Appearing this week at the Yahoo Finance All Markets Summit in New York City, Manfred said during a discussion titled “The Business of Sports” that his league is reviewing the pros and cons of sports betting.
“Sports betting happens. Whether it’s legalized here or not, it’s happening out there,” Manfred explained. “Are we better off in a world where we have a nice, strong, uniform federal regulation of gambling that protects the integrity of sports? Or are we better off closing our eyes to that and letting it go on as illegal gambling?”
Manfred hasn’t wholly come out in support of legalizing sports gambling, though his comments come close.
The sports betting legal debate has been on the front pages thanks to last weekend’s wildly successful Super Bowl. Even President Trump joined the conversation, saying that he might “sit down with the commissioners . . . to get their input.”
The big game that saw the New England Patriots top the Atlanta Falcons in dramatic fashion generated a record handle at Nevada sportsbooks. Americans placed $138.45 million in wagers in the Silver State, the most ever for any NFL title game. Oddsmakers held about eight percent for a win of nearly $11 million.
The American Gaming Association estimates that another $4.5 billion was bet on the Super Bowl through illegal channels.
However, while sports betting was great in Vegas, the Super Bowl picture wasn’t so wonderful on the television. Ratings for the most-watched event in America came in at 45.3, the game’s lowest Nielsen share since 2010.
Sports bettors are highly valuable to advertisers, as they’re more engaged with the games. The NFL experienced a ratings slump during the first half of its regular season, and though they rebounded in the second half, the league remains focused on making sure its fans stay interested.
Major League Baseball, like the other Big Four professional sports leagues in America, has opposed gambling on its games for decades. In fact, one of the best to ever play the game, Pete Rose, remains barred from the Hall of Fame due to betting on games he played and managed.
Baseball’s all-time hit leader, the three-time World Series champion and 17-time All-Star says he never bet against his team while playing.

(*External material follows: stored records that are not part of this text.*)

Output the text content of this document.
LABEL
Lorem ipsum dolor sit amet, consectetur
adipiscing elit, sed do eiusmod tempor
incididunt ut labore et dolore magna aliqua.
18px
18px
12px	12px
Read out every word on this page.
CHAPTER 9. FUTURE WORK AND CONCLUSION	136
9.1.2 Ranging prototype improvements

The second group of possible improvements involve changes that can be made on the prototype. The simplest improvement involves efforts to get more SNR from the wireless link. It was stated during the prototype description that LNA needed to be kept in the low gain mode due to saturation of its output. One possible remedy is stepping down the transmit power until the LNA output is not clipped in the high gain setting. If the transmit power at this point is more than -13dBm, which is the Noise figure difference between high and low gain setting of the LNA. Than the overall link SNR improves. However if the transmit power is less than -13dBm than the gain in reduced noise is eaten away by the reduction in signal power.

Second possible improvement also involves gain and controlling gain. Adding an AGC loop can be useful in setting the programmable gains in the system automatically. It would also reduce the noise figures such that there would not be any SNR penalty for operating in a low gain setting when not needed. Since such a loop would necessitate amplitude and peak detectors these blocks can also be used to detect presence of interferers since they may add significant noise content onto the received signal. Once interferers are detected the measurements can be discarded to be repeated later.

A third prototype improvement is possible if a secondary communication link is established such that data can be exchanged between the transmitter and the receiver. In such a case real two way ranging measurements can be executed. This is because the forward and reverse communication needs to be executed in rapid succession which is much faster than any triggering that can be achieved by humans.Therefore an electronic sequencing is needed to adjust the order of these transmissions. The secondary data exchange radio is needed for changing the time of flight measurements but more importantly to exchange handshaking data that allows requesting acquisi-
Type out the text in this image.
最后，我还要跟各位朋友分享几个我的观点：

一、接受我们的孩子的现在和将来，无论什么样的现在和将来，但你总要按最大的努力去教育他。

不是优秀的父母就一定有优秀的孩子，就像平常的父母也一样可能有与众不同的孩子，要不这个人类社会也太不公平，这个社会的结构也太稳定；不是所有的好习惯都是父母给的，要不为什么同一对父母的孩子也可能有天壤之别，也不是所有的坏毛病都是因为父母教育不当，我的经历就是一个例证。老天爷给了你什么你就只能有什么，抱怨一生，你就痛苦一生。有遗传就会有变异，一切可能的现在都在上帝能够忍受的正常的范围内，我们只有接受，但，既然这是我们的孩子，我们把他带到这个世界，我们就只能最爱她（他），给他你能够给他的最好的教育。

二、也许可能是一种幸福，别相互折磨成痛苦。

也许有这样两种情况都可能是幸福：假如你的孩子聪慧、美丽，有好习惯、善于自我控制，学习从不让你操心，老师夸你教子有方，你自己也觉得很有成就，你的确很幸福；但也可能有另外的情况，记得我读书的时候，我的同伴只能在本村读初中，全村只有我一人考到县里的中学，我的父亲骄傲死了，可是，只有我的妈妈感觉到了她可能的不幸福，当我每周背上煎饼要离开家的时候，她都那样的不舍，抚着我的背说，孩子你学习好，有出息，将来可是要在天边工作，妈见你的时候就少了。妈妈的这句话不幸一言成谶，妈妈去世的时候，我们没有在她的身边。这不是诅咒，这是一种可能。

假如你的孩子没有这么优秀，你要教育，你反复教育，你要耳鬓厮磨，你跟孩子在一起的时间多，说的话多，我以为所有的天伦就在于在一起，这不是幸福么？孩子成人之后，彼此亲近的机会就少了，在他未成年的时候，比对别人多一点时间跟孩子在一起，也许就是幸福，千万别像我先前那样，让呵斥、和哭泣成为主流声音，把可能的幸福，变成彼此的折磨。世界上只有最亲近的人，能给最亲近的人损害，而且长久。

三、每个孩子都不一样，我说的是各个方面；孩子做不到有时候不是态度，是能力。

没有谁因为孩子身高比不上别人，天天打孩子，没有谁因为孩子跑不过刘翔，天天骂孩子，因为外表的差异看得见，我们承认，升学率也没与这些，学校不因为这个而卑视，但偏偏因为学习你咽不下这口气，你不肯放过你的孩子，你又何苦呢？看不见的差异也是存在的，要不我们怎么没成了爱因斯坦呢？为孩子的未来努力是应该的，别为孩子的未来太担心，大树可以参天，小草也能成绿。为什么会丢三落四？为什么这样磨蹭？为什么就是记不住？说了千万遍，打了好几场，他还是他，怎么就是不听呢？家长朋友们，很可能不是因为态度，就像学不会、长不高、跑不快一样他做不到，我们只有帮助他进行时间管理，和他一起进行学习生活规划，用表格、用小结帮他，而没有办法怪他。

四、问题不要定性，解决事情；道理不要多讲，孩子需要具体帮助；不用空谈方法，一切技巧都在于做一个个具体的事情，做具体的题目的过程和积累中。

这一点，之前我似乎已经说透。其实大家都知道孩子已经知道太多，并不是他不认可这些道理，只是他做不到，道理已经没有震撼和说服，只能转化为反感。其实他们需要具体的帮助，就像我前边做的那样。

Should Manfred fully embrace sports betting, Rose’s chances of one day entering Cooperstown might increase. In 1989, the great agreed to accept a permanent place on the baseball’s ineligibility list in exchange for MLB agreeing to make no formal finding in regard to the gambling allegations.
Now 75-years-old, Rose has petitioned the league in recent years to remove his baseball ban. Manfred rejected his most recent appeal in December of 2015, the commissioner saying, “I respect Mr. Rose’s accomplishments as a player, and as a result, I will continue to allow him to participate in ceremonial activities that present no threat to the integrity of the game.”